SANZIONI Le sanzioni ap­provate sabato dal Consiglio di si­curezza delle Na­zioni unite sono la più inutile fra le misure desti­nate a fermare il Colonnello. L’embargo imposto in passato contro l’Iraq, Cuba e la Serbia non ha impedito a dittatori co­me Saddam Hussein, Slobodan Milosevic e Fidel Castro di conti­nuare a guidare il proprio paese. Gheddafi è peraltro già soprav­vissuto alle sanzioni decretate dall’Onu nel 1991 dopo l’attenta­to di Lockerbie. Gli unici a bene­ficiare di quelle misure furono Cina e India che per 11 anni con­tinuarono ad aggirare l’embar­go attingendo al petrolio libico rifiutato dall’Occidente.

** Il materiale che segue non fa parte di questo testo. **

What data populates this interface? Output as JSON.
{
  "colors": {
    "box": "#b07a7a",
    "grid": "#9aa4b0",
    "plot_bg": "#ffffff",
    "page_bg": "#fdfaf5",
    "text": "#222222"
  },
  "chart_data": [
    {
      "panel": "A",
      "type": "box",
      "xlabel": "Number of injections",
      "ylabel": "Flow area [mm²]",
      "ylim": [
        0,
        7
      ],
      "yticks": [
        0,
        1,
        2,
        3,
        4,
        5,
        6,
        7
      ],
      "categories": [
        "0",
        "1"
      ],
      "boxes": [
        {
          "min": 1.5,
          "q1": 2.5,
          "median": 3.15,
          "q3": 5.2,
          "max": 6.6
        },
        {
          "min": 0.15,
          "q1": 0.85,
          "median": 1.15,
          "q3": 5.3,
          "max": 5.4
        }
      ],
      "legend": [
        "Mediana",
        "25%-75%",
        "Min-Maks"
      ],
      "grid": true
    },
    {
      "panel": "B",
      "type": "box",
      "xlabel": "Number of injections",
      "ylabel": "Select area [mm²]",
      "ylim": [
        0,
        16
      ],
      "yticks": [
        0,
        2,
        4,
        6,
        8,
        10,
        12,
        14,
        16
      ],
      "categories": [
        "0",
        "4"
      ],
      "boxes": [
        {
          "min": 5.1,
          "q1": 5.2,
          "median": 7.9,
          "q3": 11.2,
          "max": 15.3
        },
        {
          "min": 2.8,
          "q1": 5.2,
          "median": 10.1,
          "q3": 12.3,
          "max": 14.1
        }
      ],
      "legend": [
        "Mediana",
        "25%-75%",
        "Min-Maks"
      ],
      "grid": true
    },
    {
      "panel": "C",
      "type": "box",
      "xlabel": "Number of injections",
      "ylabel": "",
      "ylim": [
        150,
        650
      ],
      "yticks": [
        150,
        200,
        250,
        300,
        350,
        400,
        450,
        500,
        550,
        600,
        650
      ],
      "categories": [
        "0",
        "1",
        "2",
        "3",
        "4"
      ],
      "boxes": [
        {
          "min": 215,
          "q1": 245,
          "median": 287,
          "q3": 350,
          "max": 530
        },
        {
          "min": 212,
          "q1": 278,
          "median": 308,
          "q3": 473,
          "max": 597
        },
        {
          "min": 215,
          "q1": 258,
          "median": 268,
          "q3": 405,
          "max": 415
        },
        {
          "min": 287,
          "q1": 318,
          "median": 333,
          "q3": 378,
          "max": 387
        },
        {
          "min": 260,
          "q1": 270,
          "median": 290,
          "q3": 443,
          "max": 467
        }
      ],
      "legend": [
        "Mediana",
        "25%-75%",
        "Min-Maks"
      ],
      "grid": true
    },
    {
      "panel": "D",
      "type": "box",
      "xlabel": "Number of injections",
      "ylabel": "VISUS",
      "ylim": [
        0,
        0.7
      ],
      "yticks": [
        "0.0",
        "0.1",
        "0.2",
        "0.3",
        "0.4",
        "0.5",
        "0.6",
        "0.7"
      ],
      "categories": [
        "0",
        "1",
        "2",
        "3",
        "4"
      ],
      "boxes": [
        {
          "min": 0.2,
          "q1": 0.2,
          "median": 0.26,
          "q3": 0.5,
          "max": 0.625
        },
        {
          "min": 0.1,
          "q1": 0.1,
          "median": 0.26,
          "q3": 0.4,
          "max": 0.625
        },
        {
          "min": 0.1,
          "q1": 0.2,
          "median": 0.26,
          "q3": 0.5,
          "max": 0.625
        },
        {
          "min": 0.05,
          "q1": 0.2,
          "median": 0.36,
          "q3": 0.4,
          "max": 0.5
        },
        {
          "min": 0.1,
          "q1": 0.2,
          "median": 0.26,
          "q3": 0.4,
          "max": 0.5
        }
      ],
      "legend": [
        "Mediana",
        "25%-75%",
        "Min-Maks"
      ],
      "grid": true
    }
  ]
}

E ri­prenderebbero a farlo qualora le nuove sanzioni - limitate per ora ai beni del rais - venissero estese al commercio del greggio.

LAISSEZ FAIRE Da una prospet­tiva cinicamente opportunista lo star a guardare è l’ipotesi più con­veniente dal punto di vista mili­tare, politico ed economico. Non comporta il rischio di esiti imprevedibili - come l’interven­to militare in Somalia degli anni ’90 - e non preclude la possibilità di una ripresa dei rapporti con il colonnello. Chi sostiene que­st’opzione guarda soprattutto al fattore petrolio. L’unica possibi­lità di vittoria dei ribelli si basa sulla loro capacità di conquista­re il controllo di giacimenti e ole­odotti. Se ci riusciranno recide­ranno la vena giugulare del regi­me e Gheddafi cadrà in pochi mesi. Se non ce la faranno torne­ranno a fare i conti con il rais. Ed il mondo con loro.

LA LIQUIDAZIONE L’ipotesi di un intervento per eli­minare fisica­mente il colon­nello è sicura­mente allo studio, ma resterà quasi sicuramente allo stato teo­rico. Un eventuale fallimento fi­nirebbe con il rafforzare le forze lealiste e minare l’immagine di un Occidente già dimostratosi incapace, in passato, di liquida­re il dittatore.

AIUTI AI RIBELLI Chi scrive è re­duce da un viag­gio nella zona del fronte di Ras La­nuf dove i ribelli dispongono di vasti quantitativi di contraeree e armi anticarro pre­levate dagli arsenali del regime. Il problema è però l’addestramen­to. La maggior parte dei combat­tenti si muove senza coordina­mento e senza alcuna capacità tat­tica e strategica. Affidando il loro riarmo all’Arabia Saudita, come propone un piano segreto circola­to alla Casa Bianca, si rischia di re­g­alare all’integralismo nuovi arse­nali. È già successo in Afghani­stan negli anni ’80. Potrebbe suc­cedere di nuovo nella Libia del 2011.